Transition Counselor (UTC)
Marines being separated from active duty are counseled by the command Transition Counselor (UTC) concerning the TAMP, TAP, and any other relevant civil readjustment programs. The Marine will be reminded of the requirement to attend the mandatory separations brief and the seminar provided by Henderson Hall. TAP/TAMP for Marines pending administrative separation should be scheduled as soon as the administrative separation process is initiated.
*Image info: Cpl Siobhan Garro uses the global management and optimal administrative maintenance activity servers to turn information given to her by pilots, crew chiefs, mechanics, and other personnel into useful logs and archives. Photo by LCpl Glen E. Santy.

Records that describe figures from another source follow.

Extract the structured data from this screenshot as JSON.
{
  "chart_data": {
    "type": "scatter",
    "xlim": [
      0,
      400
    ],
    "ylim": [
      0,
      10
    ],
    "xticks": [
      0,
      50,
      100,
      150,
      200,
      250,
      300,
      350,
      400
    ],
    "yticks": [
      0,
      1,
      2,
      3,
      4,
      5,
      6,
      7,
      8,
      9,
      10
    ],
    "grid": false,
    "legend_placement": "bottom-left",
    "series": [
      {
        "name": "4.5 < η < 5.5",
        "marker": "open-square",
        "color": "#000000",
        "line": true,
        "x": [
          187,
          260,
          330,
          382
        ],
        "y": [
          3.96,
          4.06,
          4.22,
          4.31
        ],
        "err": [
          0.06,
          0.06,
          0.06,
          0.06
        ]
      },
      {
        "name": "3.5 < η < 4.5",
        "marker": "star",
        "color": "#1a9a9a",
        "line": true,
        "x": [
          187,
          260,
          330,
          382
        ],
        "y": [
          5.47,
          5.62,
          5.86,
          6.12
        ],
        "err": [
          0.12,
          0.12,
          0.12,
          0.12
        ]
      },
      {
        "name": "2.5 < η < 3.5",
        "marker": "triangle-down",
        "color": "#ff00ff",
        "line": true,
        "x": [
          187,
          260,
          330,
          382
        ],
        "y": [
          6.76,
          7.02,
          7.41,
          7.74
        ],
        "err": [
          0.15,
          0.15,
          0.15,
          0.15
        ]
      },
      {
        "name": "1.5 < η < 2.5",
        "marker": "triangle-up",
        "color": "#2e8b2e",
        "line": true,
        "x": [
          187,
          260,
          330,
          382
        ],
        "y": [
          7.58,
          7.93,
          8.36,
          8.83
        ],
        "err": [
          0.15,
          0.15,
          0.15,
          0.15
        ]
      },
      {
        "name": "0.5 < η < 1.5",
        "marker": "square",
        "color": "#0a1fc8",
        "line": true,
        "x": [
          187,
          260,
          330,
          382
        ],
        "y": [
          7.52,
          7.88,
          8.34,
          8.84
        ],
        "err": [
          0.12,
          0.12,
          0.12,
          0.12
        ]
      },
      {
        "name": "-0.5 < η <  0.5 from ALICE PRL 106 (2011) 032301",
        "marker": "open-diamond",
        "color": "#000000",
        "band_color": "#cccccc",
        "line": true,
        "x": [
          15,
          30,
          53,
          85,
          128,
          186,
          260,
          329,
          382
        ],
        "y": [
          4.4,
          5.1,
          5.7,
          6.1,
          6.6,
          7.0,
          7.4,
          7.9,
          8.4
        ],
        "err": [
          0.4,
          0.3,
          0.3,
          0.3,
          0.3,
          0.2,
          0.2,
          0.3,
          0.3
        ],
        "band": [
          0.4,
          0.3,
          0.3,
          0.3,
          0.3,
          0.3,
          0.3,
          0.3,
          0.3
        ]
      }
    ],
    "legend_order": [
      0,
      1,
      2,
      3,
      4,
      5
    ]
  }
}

TAPS/TAMP will probably be one of the dullest classes taken while in the Marine Corps. The room is packed, the days are long, and the excitement of getting out soon will make the temptation to use this class as another mandatory 'check-in-the-box' a hard one to resist. Important, reliable information will be passed along so it is important to try and make the most out of this required week. Not doing so may seem more desirable at the time, but in the long run, you may regret missing out on such pertinent information that could be applicable to the situation you find yourself in at a later date.Nate, USMC Veteran
Physicals should be scheduled no more than 12, but no less than 6 months, prior to the effective date of separation to allow time for necessary medical treatment or disability processing. Blood laboratory work is good for only 90 days and must be redone if the 90 day window has expired prior to the Marine's separation. Every Marine being separated is required to submit to an HIV test prior to separating, but will not be held on active duty pending results of the HIV test. Marines must ensure discharge physicals are initiated not less than 90 days prior to the date of separation to ensure the separating Marine is physically qualified for separation. Reenlistment physicals are not acceptable substitutions for separation physicals. It is the sole responsibility of the Marine to schedule the physical and provide a copy to the Separation/Retirements Section prior to the effective date of terminal leave/PTAD. Final physical for Marines pending administrative separation should be scheduled as soon as the administrative separation process is initiated.
Marines who desire to take terminal leave must contact the ConAd Separation Section early to discuss requirements. Upon completion of all required briefings, the Marine must return with the completed terminal leave requests approved by the chain of command/normal leave approval authority at least 45 days prior to the planned departure date of terminal leave. Department commanders may grant terminal leave up to 90 days. Requests for terminal leave in excess of 90 days must be submitted to CMC for approval. The Marine will be issued orders authorizing leave awaiting separation from the ConAd Separation/Retirement Section on the date of
departure. The Marine is responsible for mailing their DD Form 2MC (Active Duty ID Card/Dependent ID Card) back to the ConAd if there is no reserve obligation. The DD Form 214 will be mailed to the address provided by the Marine prior to departure, or given to the Marine prior to PTAD or terminal leave. To receive reserve/retired ID cards, Marines are responsible for taking source documents to any ID card issuing facility. All active, National Guard, and Reserve activities with online access to DEERS (Defense Enrollment Eligibility Reporting System) may issue ID cards. Marines with a separation date falling on a weekend or holiday may elect to take terminal leave and detach on a workday.